欧州委員会動向、EU域内産業・サービス・政策をウオッチ

2014/10/6

EU産業・貿易

アイルランドのアップル優遇税制は違法、欧州委が不当な公的支援と認定

この記事の要約

欧州委員会は9月30日、アイルランド政府の米アップルに対する税制上の優遇措置について、特定の企業に対する不当な公的支援に当たり、EU法に違反するとの見解を明らかにした。さらに調査を進め、最終的に違法と判断した場合、アップ […]

欧州委員会は9月30日、アイルランド政府の米アップルに対する税制上の優遇措置について、特定の企業に対する不当な公的支援に当たり、EU法に違反するとの見解を明らかにした。さらに調査を進め、最終的に違法と判断した場合、アップルは未納分の税金支払いを命じられる公算が大きい。さらに欧州委は同日、ルクセンブルク政府による伊自動車大手フィアットの子会社に対する優遇税制についても違法との見解を示しており、国際的に批判が高まっている多国籍企業による課税逃れに本格的なメスが入ることになりそうだ。

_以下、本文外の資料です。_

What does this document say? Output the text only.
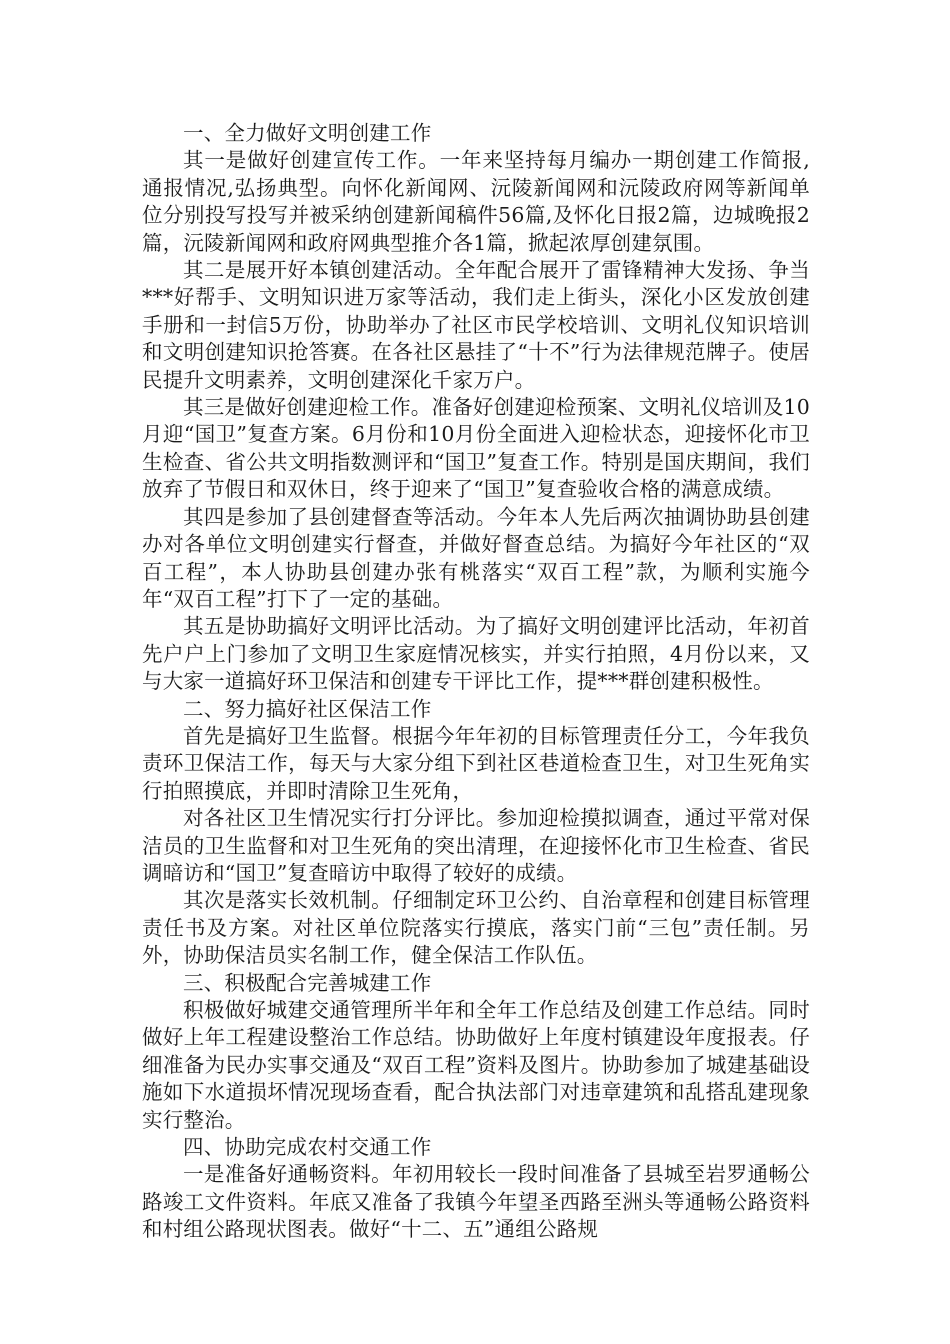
一、全力做好文明创建工作

其一是做好创建宣传工作。一年来坚持每月编办一期创建工作简报,通报情况,弘扬典型。向怀化新闻网、沅陵新闻网和沅陵政府网等新闻单位分别投写投写并被采纳创建新闻稿件56篇,及怀化日报2篇，边城晚报2篇，沅陵新闻网和政府网典型推介各1篇，掀起浓厚创建氛围。

其二是展开好本镇创建活动。全年配合展开了雷锋精神大发扬、争当***好帮手、文明知识进万家等活动，我们走上街头，深化小区发放创建手册和一封信5万份，协助举办了社区市民学校培训、文明礼仪知识培训和文明创建知识抢答赛。在各社区悬挂了“十不”行为法律规范牌子。使居民提升文明素养，文明创建深化千家万户。

其三是做好创建迎检工作。准备好创建迎检预案、文明礼仪培训及10月迎“国卫”复查方案。6月份和10月份全面进入迎检状态，迎接怀化市卫生检查、省公共文明指数测评和“国卫”复查工作。特别是国庆期间，我们放弃了节假日和双休日，终于迎来了“国卫”复查验收合格的满意成绩。

其四是参加了县创建督查等活动。今年本人先后两次抽调协助县创建办对各单位文明创建实行督查，并做好督查总结。为搞好今年社区的“双百工程”，本人协助县创建办张有桃落实“双百工程”款，为顺利实施今年“双百工程”打下了一定的基础。

其五是协助搞好文明评比活动。为了搞好文明创建评比活动，年初首先户户上门参加了文明卫生家庭情况核实，并实行拍照，4月份以来，又与大家一道搞好环卫保洁和创建专干评比工作，提***群创建积极性。

二、努力搞好社区保洁工作

首先是搞好卫生监督。根据今年年初的目标管理责任分工，今年我负责环卫保洁工作，每天与大家分组下到社区巷道检查卫生，对卫生死角实行拍照摸底，并即时清除卫生死角，

对各社区卫生情况实行打分评比。参加迎检摸拟调查，通过平常对保洁员的卫生监督和对卫生死角的突出清理，在迎接怀化市卫生检查、省民调暗访和“国卫”复查暗访中取得了较好的成绩。

其次是落实长效机制。仔细制定环卫公约、自治章程和创建目标管理责任书及方案。对社区单位院落实行摸底，落实门前“三包”责任制。另外，协助保洁员实名制工作，健全保洁工作队伍。

三、积极配合完善城建工作

积极做好城建交通管理所半年和全年工作总结及创建工作总结。同时做好上年工程建设整治工作总结。协助做好上年度村镇建设年度报表。仔细准备为民办实事交通及“双百工程”资料及图片。协助参加了城建基础设施如下水道损坏情况现场查看，配合执法部门对违章建筑和乱搭乱建现象实行整治。

四、协助完成农村交通工作

一是准备好通畅资料。年初用较长一段时间准备了县城至岩罗通畅公路竣工文件资料。年底又准备了我镇今年望圣西路至洲头等通畅公路资料和村组公路现状图表。做好“十二、五”通组公路规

欧州委は6月、アイルランドとルクセンブルクに加え、米スターバックスに優遇措置を適用しているオランダに対する本格調査を開始していた。違法との見解は、アルムニア副委員長(競争政策担当)がアイルランド政府に送った書簡で示したもの。この中で欧州委は、同国政府とアップルが1991年と2007年に合意した法人税の軽減策に関する取り決めを問題視し、こうした優遇策は「雇用確保に対する見返り」と指摘。アイルランド政府は自国への誘致を目的としてアップルに「特別な利益」を供与しており、「現段階では不当な国家補助に該当すると判断した」と説明している。

アイルランド政府は優遇税制を導入して多国籍企業の誘致を推進しており、アップルに対しては通常12.5%の法人税を2%程度に抑える措置を講じていたとされる。欧州委によると、アップルは欧州やアジアの生産拠点がアイルランド子会社を経由して取引先から製品を購入した形を取り、グループ企業間の取引価格を操作して低税率国に利益を移動させる「移転価格措置」と呼ばれる手法を巧みに利用し、海外事業の利益をアイルランドに集中させてきた。

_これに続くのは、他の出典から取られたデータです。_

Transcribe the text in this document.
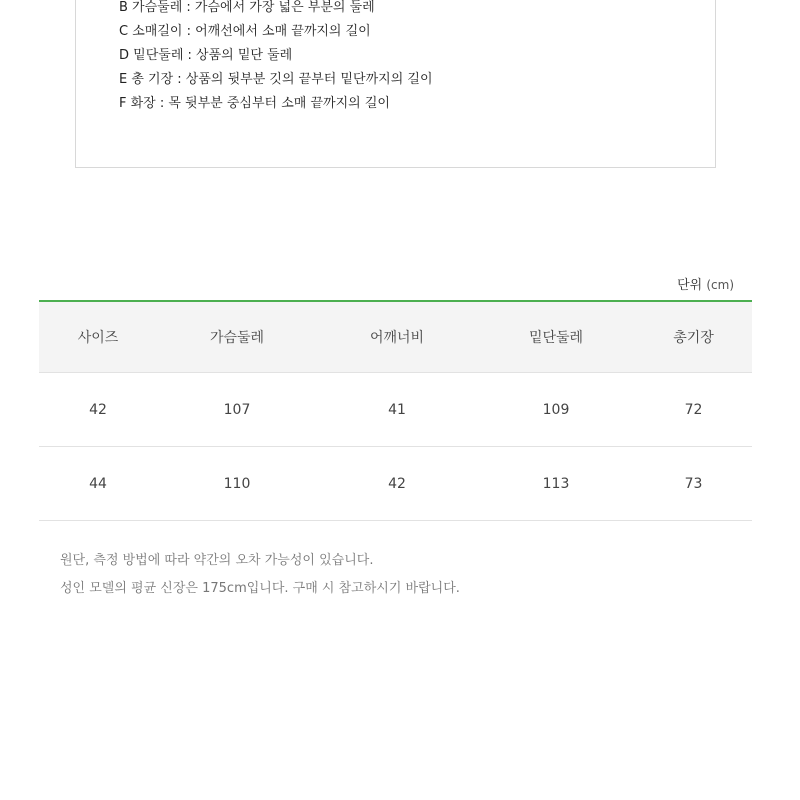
B 가슴둘레 : 가슴에서 가장 넓은 부분의 둘레
C 소매길이 : 어깨선에서 소매 끝까지의 길이
D 밑단둘레 : 상품의 밑단 둘레
E 총 기장 : 상품의 뒷부분 깃의 끝부터 밑단까지의 길이
F 화장 : 목 뒷부분 중심부터 소매 끝까지의 길이
단위 (cm)
사이즈	가슴둘레	어깨너비	밑단둘레	총기장
42	107	41	109	72
44	110	42	113	73

원단, 측정 방법에 따라 약간의 오차 가능성이 있습니다.

성인 모델의 평균 신장은 175cm입니다. 구매 시 참고하시기 바랍니다.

欧州委は加盟国に対し、最大10年前に遡って違法な補助金の回収を命じる権限を持っており、最終的にアイルランドの優遇税制がEU法で禁止された国家補助にあたると判断した場合、アップルは通常の法人税率が適用された場合との差額の支払いを求められる可能性が高い。同差額は、ロイター通信の試算では約100億ドルに上る。

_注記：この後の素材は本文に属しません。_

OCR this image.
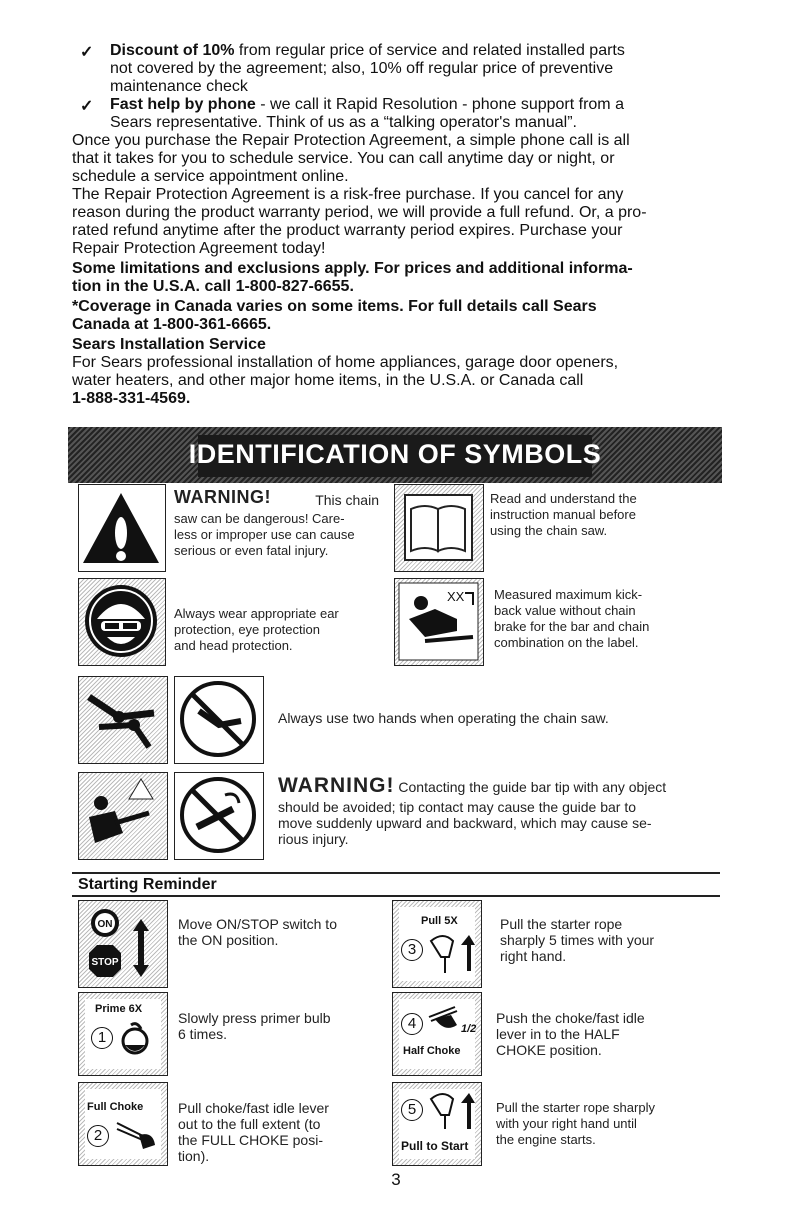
✓ Discount of 10% from regular price of service and related installed parts
not covered by the agreement; also, 10% off regular price of preventive
maintenance check
✓ Fast help by phone - we call it Rapid Resolution - phone support from a
Sears representative. Think of us as a “talking operator's manual”.
Once you purchase the Repair Protection Agreement, a simple phone call is all
that it takes for you to schedule service. You can call anytime day or night, or
schedule a service appointment online.
The Repair Protection Agreement is a risk-free purchase. If you cancel for any
reason during the product warranty period, we will provide a full refund. Or, a pro-
rated refund anytime after the product warranty period expires. Purchase your
Repair Protection Agreement today!
Some limitations and exclusions apply. For prices and additional informa-
tion in the U.S.A. call 1-800-827-6655.
*Coverage in Canada varies on some items. For full details call Sears
Canada at 1-800-361-6665.
Sears Installation Service
For Sears professional installation of home appliances, garage door openers,
water heaters, and other major home items, in the U.S.A. or Canada call
1-888-331-4569.
IDENTIFICATION OF SYMBOLS
WARNING!	This chain
saw can be dangerous! Care-
less or improper use can cause
serious or even fatal injury.
Read and understand the
instruction manual before
using the chain saw.
Always wear appropriate ear
protection, eye protection
and head protection.
XX Measured maximum kick-
back value without chain
brake for the bar and chain
combination on the label.
Always use two hands when operating the chain saw.
WARNING! Contacting the guide bar tip with any object
should be avoided; tip contact may cause the guide bar to
move suddenly upward and backward, which may cause se-
rious injury.
Starting Reminder
ON
STOP
Move ON/STOP switch to
the ON position.
Prime 6X
1
Slowly press primer bulb
6 times.
Full Choke
2
Pull choke/fast idle lever
out to the full extent (to
the FULL CHOKE posi-
tion).
Pull 5X
3
Pull the starter rope
sharply 5 times with your
right hand.
4	1/2
Half Choke
Push the choke/fast idle
lever in to the HALF
CHOKE position.
5
Pull to Start
Pull the starter rope sharply
with your right hand until
the engine starts.
3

アイルランド財務省は、欧州委がアップルに対する優遇策について国家補助規定に違反するとの暫定的な判断を近く表明するとの情報が流れた先月29日、「EU法に違反していないと確信している」との声明を発表。欧州委の「懸念や誤解」を払拭するため、反論書を提出したことを明らかにしている。アップルの広報担当も30日、「アイルランドで事業展開する他の企業と同じルールが適用されており、特別な扱いは受けていない」と反論している。

一方、ルクセンブルク政府によるフィアットへの優遇措置をめぐっては、当局と金融子会社フィアット・ファイナンス・アンド・トレードが交わした取り決めが問題になっている。ルクセンブルクは法人税率を29%に設定しているが、欧州委によると、両者が12年に合意した「会計上の処理に関する取り決め」によってフィアット・ファイナンスには実質的に極めて低い税率が適用されている。欧州委は「現時点で一連の措置が域内市場のルールに準拠していると判断できる根拠は何もない」と指摘。また、調査を進めるうえでルクセンブルク側からの情報提供が不十分な点も批判している。

これに対し、ルクセンブルク政府は「欧州委の調査に全面的に協力している」と反論。フィアットに対する対応が違法な国家補助にあたるとの主張には「根拠がないと確信している」と表明した。